Dix années passèrent, marquées aux retours des rafales de neige dans les cèdres du Djurdjura et du bourdonnement des guêpes dans les oliviers refleuris. Parmi la brousse et les gneiss grisâtres, Mâadith gardait les chèvres du village d’Ighli, dont quelques-unes étaient le bien paternel.
Le front étroit et bombé sous des cheveux touffus, le corps mince dans un lambeau de draperie bleue, Mâadith était aussi bondissante que son troupeau. Ses yeux éblouissaient son visage de statuette brune. D’humeur orgueilleuse et sauvage plus qu’aucune de ses pareilles, elle jouait parfois avec les autres bergers, mais préférait la solitude, habile à se parer de colliers de baies de myrte, à défier les singes aventureux descendus des cèdres et à disputer aux chevreaux le lait des chèvres. Elle n’aimait pas son frère Ouali, mais elle l’admirait pour sa taille élevée au-dessus de celle des autres gamins et parce que, fort de sa qualité de mâle et d’aîné, il la battait si brutalement que chaque fois elle croyait en mourir.

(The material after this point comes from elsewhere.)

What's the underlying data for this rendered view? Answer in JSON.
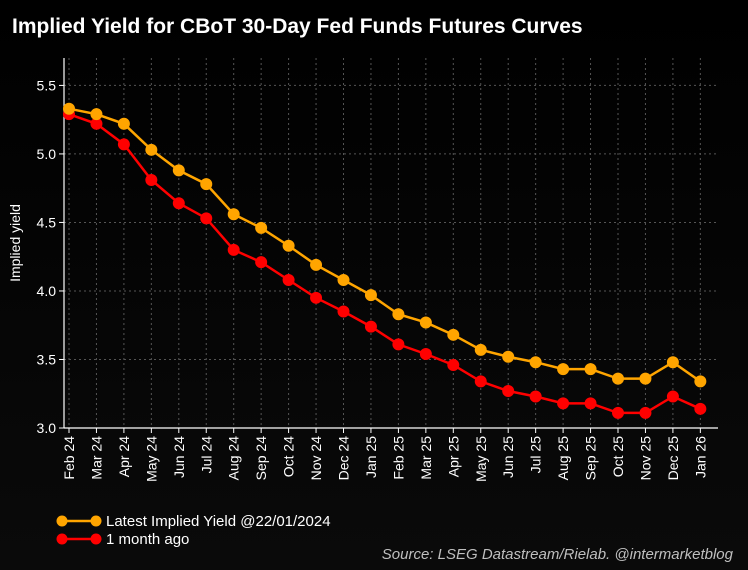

Ouali allait à l’école que dirigeaient un instituteur français et sa femme, — de braves gens aux traits et au caractère imprécis, cultivant des fleurs et des légumes, ne sachant de leurs élèves que le nom et qu’ils étaient tous sales et faisaient étalage de pauvreté. Si Mâadith accompagnait son frère, la femme de l’instituteur l’accueillait d’abord, à cause de sa grâce et de son charmant visage, puis, après quelque sottise vite accomplie, la chassait en l’appelant « fille de sorcière ». L’école se trouvait à plus d’une heure de marche du village accroché comme un nid de pigeon sauvage à la montagne. L’hiver, les écoliers enfonçaient jusqu’au ventre dans l’épaisseur de la neige. Ils partaient dans le matin où persistait la nuit ; ils revenaient dans le soir où régnait déjà l’ombre hâtive. Ils auraient voulu éviter le rude et quotidien pèlerinage : mais les pères, prudents et avertis, chétifs et sages, craignaient le mécontentement de l’administration.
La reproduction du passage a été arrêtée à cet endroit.